La littérature romande a longtemps sommeillé dans un ennui très… littéraire. À tel point qu’aujourd’hui encore, innombrables sont les lecteurs qui, l’estimant chiante, lui préfèrent les plumes françaises, belges, africaines ou québécoises. Pourtant, depuis un bon quart de siècle, les écrivains suisses à croix blanche francisée se révèlent des forts en thèmes parmi les plus échevelés. Après les états d’âme et le spleen de bon ton, chers à nos ancêtres tous un brin ramuziens, l’écriture s’est épanouie tous azimuts, révélant des imaginaires illimités. Sujets féministes, politiques, biographiques, érotiques, animaliers, exotiques, comiques, historiques, récits d’horreur, science-fiction, tous les genres ont été explorés, y compris le polar dont, hélas, la plupart des représentants sont affligés de mal-écriture comme on dirait malbouffe.
Sur le mode grinçant, le Valaisan Philippe Lamon s’est fait un nom avec trois récits, Baba au rhum, Comment j’ai vengé ma ville – qui séduit tout particulièrement les Loclois, arrivés vilains derniers au classement des villes suisses où il fait bon vivre ! Et aujourd’hui, Le Casting, chronique sociologique décrivant à coups de détails aussi drôles que féroces les bobos et demi-bobos aux prises avec leurs moutards, âgés de zéro à trois ans ou, quand le ridicule ne tue pas… et c’est bien dommage.
Deux couples : Many, femme au foyer qui rêve de retravailler et Sylvain, obsédé par son travail, branchés, dépensiers, racés, et leur petite Zia, adorable bambine bien élevée, jolie comme un cœur, obéissante, en très bonne santé ; Maude, employée dans le social et Florent, libraire à temps très partiel, et leur fille Chloé, un ouragan toujours malade. Insortable, reine de la boulette, désobéissante, violente. Vieilles copines dès l’adolescence, la sylphide Many et la complexée Maude, restée très marquée par sa grossesse, vont présenter leur progéniture au grand casting organisé par le magazine « Top Baby Kids Fashion », dont les dix gagnants passeront une semaine avec leurs parents dans un palace de luxe à Djerba, tous frais payés, et shootés par des professionnels. Simplicité demandée, pas de rivalité entre les adultes, pas de maquillage pour les chérubins défilant devant le jury, lors de la finale à la Foire du Valais, entre fromage, saucisses, alcools, outrances en tous genres, ambiance familiale et conviviale garantie… à la Breughel.
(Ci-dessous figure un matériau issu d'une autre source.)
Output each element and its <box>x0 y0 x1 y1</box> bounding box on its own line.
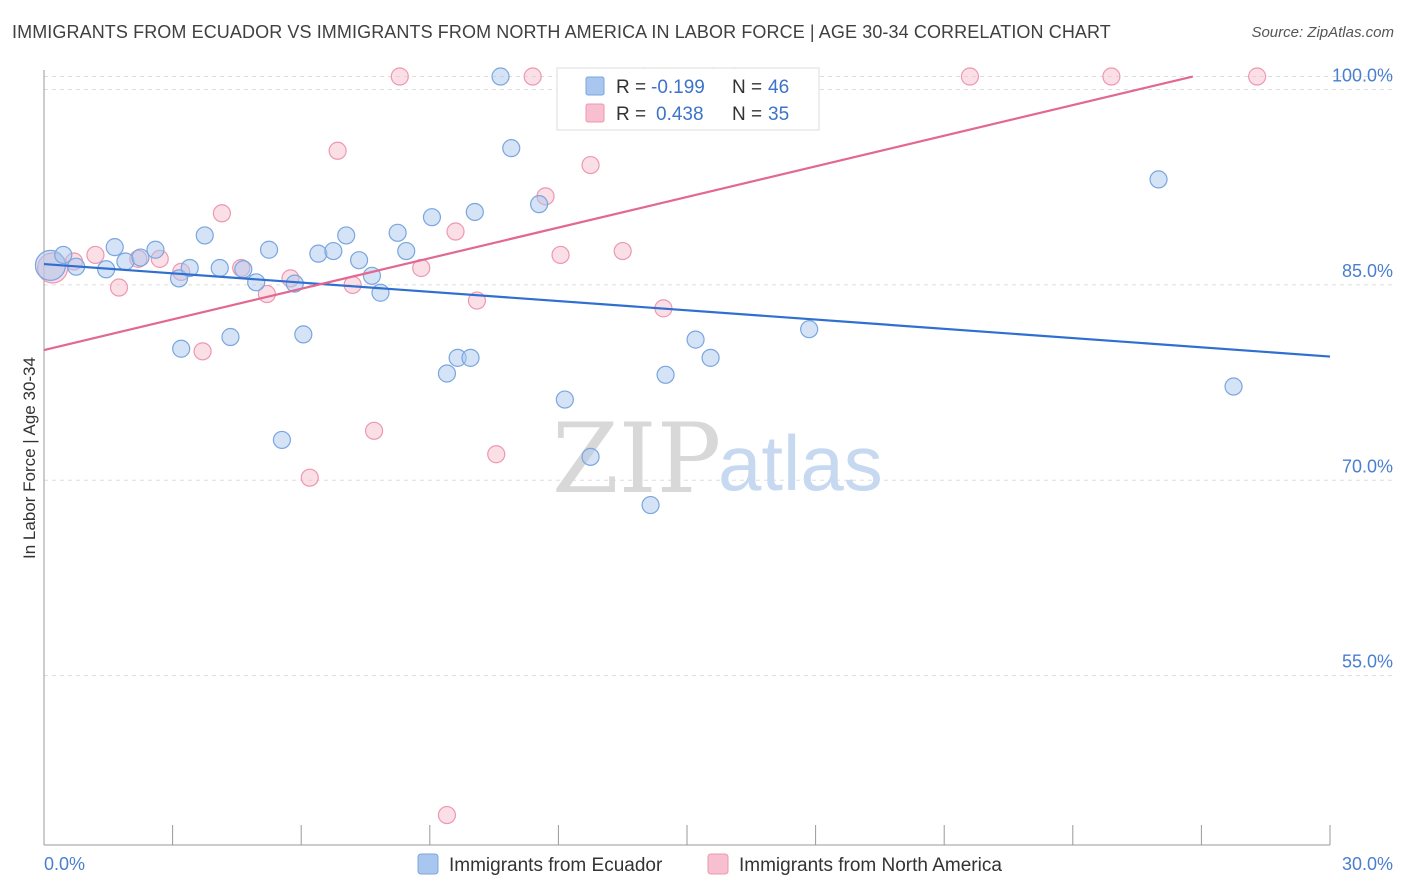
north-america-point <box>364 421 384 440</box>
ecuador-point <box>465 202 484 222</box>
trend-lines <box>43 75 1331 358</box>
ecuador-point <box>641 495 660 515</box>
ecuador-point <box>309 244 328 263</box>
y-tick-label: 55.0% <box>1342 652 1393 672</box>
correlation-legend: R = -0.199 N = 46 R = 0.438 N = 35 <box>556 67 820 131</box>
ecuador-point <box>437 364 457 383</box>
legend-n-value-ecuador: 46 <box>768 77 789 98</box>
ecuador-point <box>259 240 279 259</box>
gridlines <box>44 76 1392 677</box>
ecuador-point <box>461 348 480 367</box>
ecuador-point <box>388 223 407 242</box>
ecuador-point <box>294 325 313 344</box>
trend-line-north-america <box>43 75 1194 352</box>
bottom-legend-label-north-america: Immigrants from North America <box>739 855 1002 876</box>
ecuador-point <box>491 67 510 86</box>
ecuador-point <box>172 339 191 358</box>
ecuador-point <box>530 195 549 214</box>
north-america-point <box>328 141 347 160</box>
ecuador-point <box>701 348 720 367</box>
bottom-legend-swatch-north-america <box>707 853 729 875</box>
y-axis-label: In Labor Force | Age 30-34 <box>20 357 39 559</box>
north-america-point <box>523 67 542 86</box>
bottom-legend-swatch-ecuador <box>417 853 439 875</box>
north-america-point <box>109 278 129 297</box>
north-america-point <box>581 155 600 175</box>
north-america-point <box>212 204 231 223</box>
legend-r-value-ecuador: -0.199 <box>651 77 705 98</box>
trend-line-ecuador <box>43 262 1331 358</box>
north-america-point <box>613 241 632 261</box>
ecuador-point <box>1224 377 1243 396</box>
north-america-point <box>300 468 319 487</box>
series-ecuador-points <box>34 67 1243 515</box>
legend-r-label-north-america: R = <box>616 104 646 125</box>
ecuador-point <box>324 241 343 261</box>
series-legend: Immigrants from Ecuador Immigrants from … <box>417 853 1002 876</box>
legend-r-label-ecuador: R = <box>616 77 646 98</box>
ecuador-point <box>1149 170 1168 189</box>
legend-r-value-north-america: 0.438 <box>656 104 704 125</box>
ecuador-point <box>581 447 600 466</box>
ecuador-point <box>247 273 266 292</box>
ecuador-point <box>234 260 253 279</box>
legend-n-value-north-america: 35 <box>768 104 789 125</box>
y-tick-label: 85.0% <box>1342 261 1393 281</box>
ecuador-point <box>221 327 240 347</box>
source-credit: Source: ZipAtlas.com <box>1251 24 1394 41</box>
watermark-atlas: atlas <box>718 419 883 507</box>
watermark-zip: ZIP <box>552 403 721 515</box>
ecuador-point <box>146 240 165 259</box>
legend-n-label-ecuador: N = <box>732 77 762 98</box>
legend-swatch-ecuador <box>585 76 605 96</box>
ecuador-point <box>116 252 135 271</box>
chart-title: IMMIGRANTS FROM ECUADOR VS IMMIGRANTS FR… <box>12 22 1111 42</box>
north-america-point <box>487 445 506 464</box>
north-america-point <box>551 245 570 265</box>
y-tick-label: 70.0% <box>1342 456 1393 476</box>
north-america-point <box>86 245 105 265</box>
north-america-point <box>390 67 409 86</box>
north-america-point <box>1248 67 1267 86</box>
ecuador-point <box>210 258 229 278</box>
ecuador-point <box>272 430 292 450</box>
legend-n-label-north-america: N = <box>732 104 762 125</box>
ecuador-point <box>195 226 214 245</box>
ecuador-point <box>131 248 150 267</box>
ecuador-point <box>349 251 369 270</box>
ecuador-point <box>800 320 819 339</box>
x-tick-label-max: 30.0% <box>1342 854 1393 874</box>
ecuador-point <box>397 241 416 261</box>
x-ticks <box>172 825 1331 845</box>
ecuador-point <box>422 208 442 227</box>
north-america-point <box>193 342 212 361</box>
legend-swatch-north-america <box>585 103 605 123</box>
north-america-point <box>960 67 980 86</box>
ecuador-point <box>180 258 199 278</box>
ecuador-point <box>105 238 124 257</box>
ecuador-point <box>656 365 675 384</box>
ecuador-point <box>337 226 356 245</box>
x-tick-label-min: 0.0% <box>44 854 85 874</box>
ecuador-point <box>502 139 521 158</box>
y-tick-label: 100.0% <box>1332 66 1393 86</box>
north-america-point <box>1102 67 1121 86</box>
north-america-point <box>446 222 465 241</box>
ecuador-point <box>686 330 705 349</box>
y-ticks: 55.0% 70.0% 85.0% 100.0% <box>1332 66 1393 672</box>
bottom-legend-label-ecuador: Immigrants from Ecuador <box>449 855 663 876</box>
ecuador-point <box>54 245 73 265</box>
ecuador-point <box>555 390 574 409</box>
north-america-point <box>437 805 457 825</box>
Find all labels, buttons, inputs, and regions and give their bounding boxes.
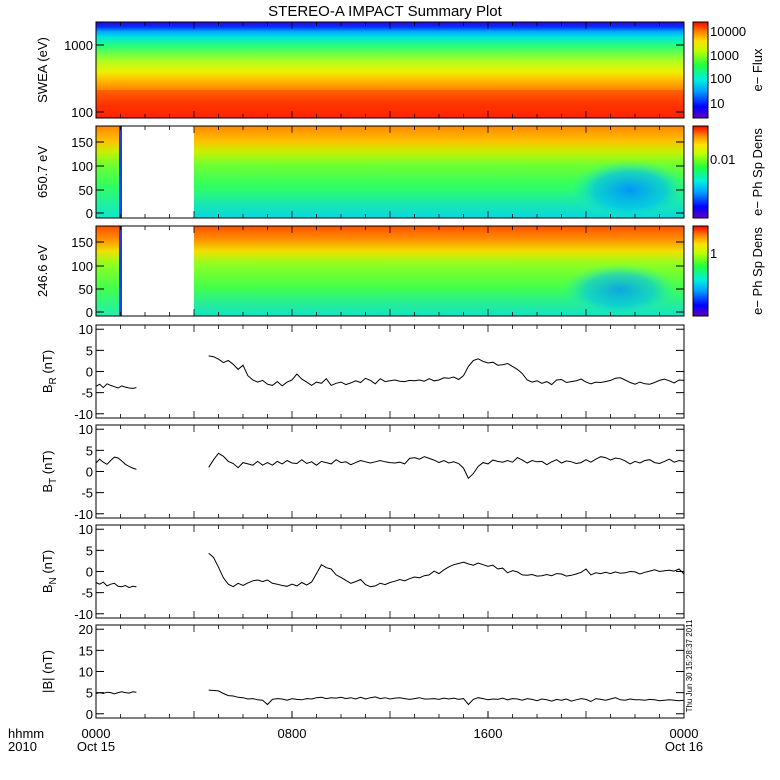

Cette fête annoncée réveillera pourtant les aigreurs des parents « individus potentiellement dangereux », les attentes des uns et des autres, l’arrogance des nantis, le malaise d’un papa récalcitrant à un tel événement, les regrets, les espoirs de reconnaissance via les gosses, la mauvaise foi, menant les deux couples au bord de la rupture. Et révélera l’effervescence d’activités futiles au fief des toquantes, du fric et du chocolat, via les sacro-saints réseaux sociaux qui rythment la vie de chacun. Pipi, caca, vomis, crises, nuits sans sommeil, jalousie, petites infidélités, dépenses et apparences, mensonges, le tout enrobé d’un ton sarcastique qui devrait alerter les adultes : vous n’êtes ni les premiers ni les derniers à avoir pondu, un peu de relativité que diable. Vos mioches n’ont rien d’exceptionnel et vous-mêmes faites partie de la masse anonyme des citoyens de ce pays de cocagne, qui se moque complètement du reste du monde. Une lecture joyeuse vivifiante.